We looked at the end of the first quarter’s ‘Total Number of Suspects by Grade’ data taken from the Electronic Comprehensive Student Support System and noticed fifth grade had the greatest number of students with verified offenses (see attachment). The closing-the-gap (CTG) group consisted of five fifth grade students from a SPED resource class. Further disaggregation of data showed these students received eight times the number of referrals as their peers during the previous school year. The average fifth grade student that year had 0.3 referrals. These students received an average of five referrals. Based on data, we chose to decrease the number of referrals for these five students which is aligned with our program goal of reducing the number of incidents of physical contact. The counselors met with teachers and administrators and identified that misbehaviors occurred when the students were faced with the unexpected. For example, when lunch bunch was cancelled, these students became disruptive in the classroom (e.g. threw objects, walked out of class without permission) and ended up getting an office referral.
The interventions were chosen based on looking at The Evidence-Based Child and Adolescent Psychosocial Interventions Chart (see attachment) created by Practice Wise Evidence-Based Services. It showed that CBT (Cognitive Behavior Training) was listed among the best Level 1 Supports for delinquency and disruptive behavior. We decided a small group intervention would best address the needs of these students. It was designed to teach students in the CTG group to manage their emotions. Students were taught to reframe situations by changing their negative thoughts to positive ones. They were taught to come up with different options to cope with the unexpected. For example, when lunch bunch was rescheduled, instead of throwing objects and leaving the classroom without permission, students learned to say things to themselves (self-talk) like “It’s okay. We can have lunch bunch another day.” Another thing they learned to do was to ask for permission to take a drink of water.

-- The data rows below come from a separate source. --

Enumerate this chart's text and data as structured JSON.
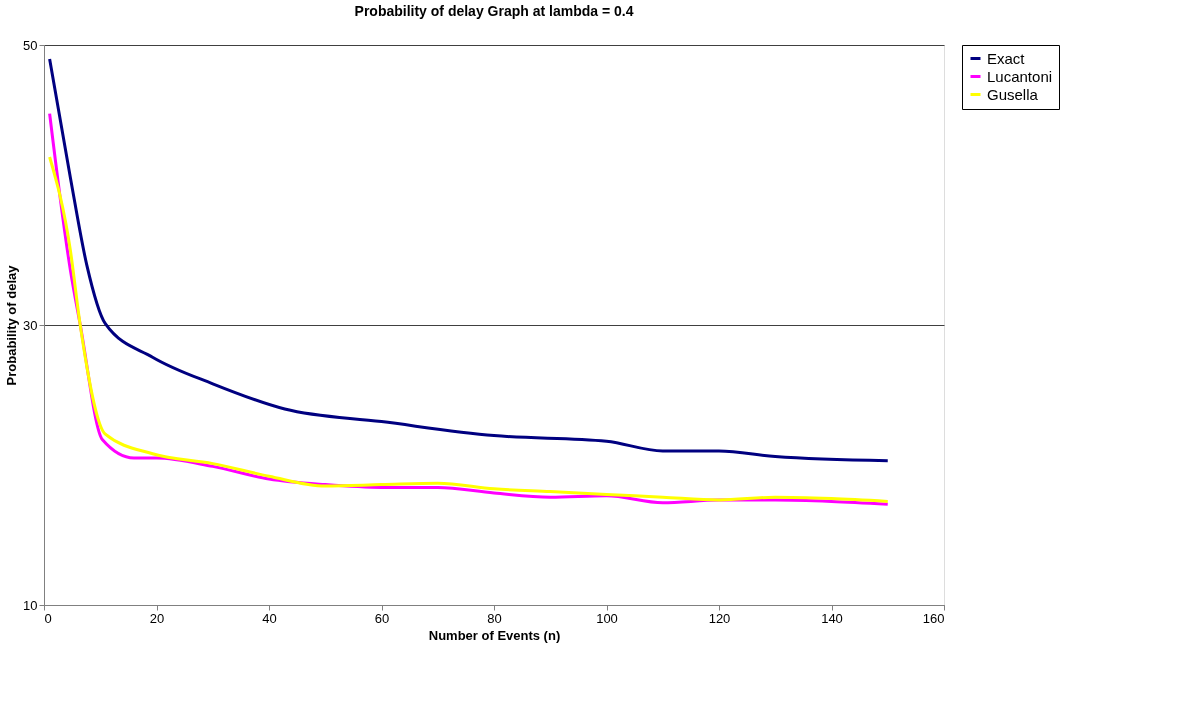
{
  "chart_data": {
    "type": "line",
    "title": "Probability of delay Graph at lambda = 0.4",
    "xlabel": "Number of Events (n)",
    "ylabel": "Probability of delay",
    "xlim": [
      0,
      160
    ],
    "xticks": [
      0,
      20,
      40,
      60,
      80,
      100,
      120,
      140,
      160
    ],
    "ylim": [
      10,
      50
    ],
    "yticks": [
      10,
      30,
      50
    ],
    "grid": "y",
    "legend": "right",
    "marker": "none",
    "line_style": "solid",
    "series": [
      {
        "name": "Exact",
        "color": "#000080",
        "x": [
          1,
          4.7,
          7.6,
          10.9,
          19.3,
          30,
          42.8,
          60,
          80,
          100,
          110,
          120,
          130,
          150
        ],
        "values": [
          49.0,
          40.5,
          34.3,
          30.1,
          27.7,
          25.8,
          24.0,
          23.1,
          22.1,
          21.7,
          21.0,
          21.0,
          20.6,
          20.3
        ]
      },
      {
        "name": "Lucantoni",
        "color": "#ff00ff",
        "x": [
          1,
          4.7,
          6.4,
          10.4,
          16,
          20,
          30,
          40,
          50,
          60,
          70,
          80,
          90,
          100,
          110,
          120,
          130,
          140,
          150
        ],
        "values": [
          45.1,
          33.9,
          30.1,
          21.8,
          20.5,
          20.5,
          19.9,
          19.0,
          18.6,
          18.4,
          18.4,
          18.0,
          17.7,
          17.8,
          17.3,
          17.5,
          17.5,
          17.4,
          17.2
        ]
      },
      {
        "name": "Gusella",
        "color": "#ffff00",
        "x": [
          1,
          4.7,
          6.4,
          10.9,
          19.3,
          30,
          40,
          50,
          60,
          70,
          80,
          90,
          100,
          110,
          120,
          130,
          140,
          150
        ],
        "values": [
          42.0,
          35.3,
          30.1,
          22.2,
          20.8,
          20.1,
          19.2,
          18.5,
          18.6,
          18.7,
          18.3,
          18.1,
          17.9,
          17.7,
          17.5,
          17.7,
          17.6,
          17.4
        ]
      }
    ]
  }
}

Activities listed on our results report were multi-tiered chosen while incorporating our research on PBISWorld.com and with our counseling program goals and ASCA Mindsets and Behavior standards in mind. For example, Tier one included a school-wide incentive program (SWIM card, Bingo card) to reward students for good behavior. Students with good behavior would be less likely to engage in physical contact with others. Tier two activities included check in/check out and small groups. Behavior intervention plans and individual counseling were listed under Tier 3.
Perception data results showed gains in all questions. Students made a 60% gain in both altering what they believe and increasing their knowledge in changing their thoughts. After the group met, students got use to the idea that they would not always get what they wanted. They also began to change negative thoughts into positive thoughts. Data also showed students increased their skill set dramatically (100%) by now being able to come up with other options when the unexpected happened. Outcome data showed 100% of the students had a decrease in the number of referrals after the group intervention.
Although results data showed great gains, we believe there's still room for improvement. We plan to continue this group but add three more lessons. This will provide additional time for guided and independent practice for students to fully internalize the concepts that were introduced. With the help of the teachers, we wanted students to take what they have learned in group and utilize their new skills in the classroom. We plan to target ASCA Mindsets & Behaviors standards B-LS4 and B-SMS2 into our new lessons.
In addition to continuing the interventions/activities listed on the CTG report, we plan to add individual incentives for students displaying appropriate behaviors when the unexpected happens. An improved check in/check out system could be initiated to monitor progress several times a day. And, when students are readily able to turn their negative thoughts to positive thoughts, they could become peer mentors and teach other students to do likewise.
To collect data more accurately, our survey used to assess students’ perception could have been improved by asking better questions. For example, instead of asking students if they believe it’s okay if they don’t get what they want, students could be asked to use a five-point scale to show how they feel about it both before and after the group intervention. We could provide one- to-one support when answering the questions to ensure they understood what was being asked and actually put some thought into their answers.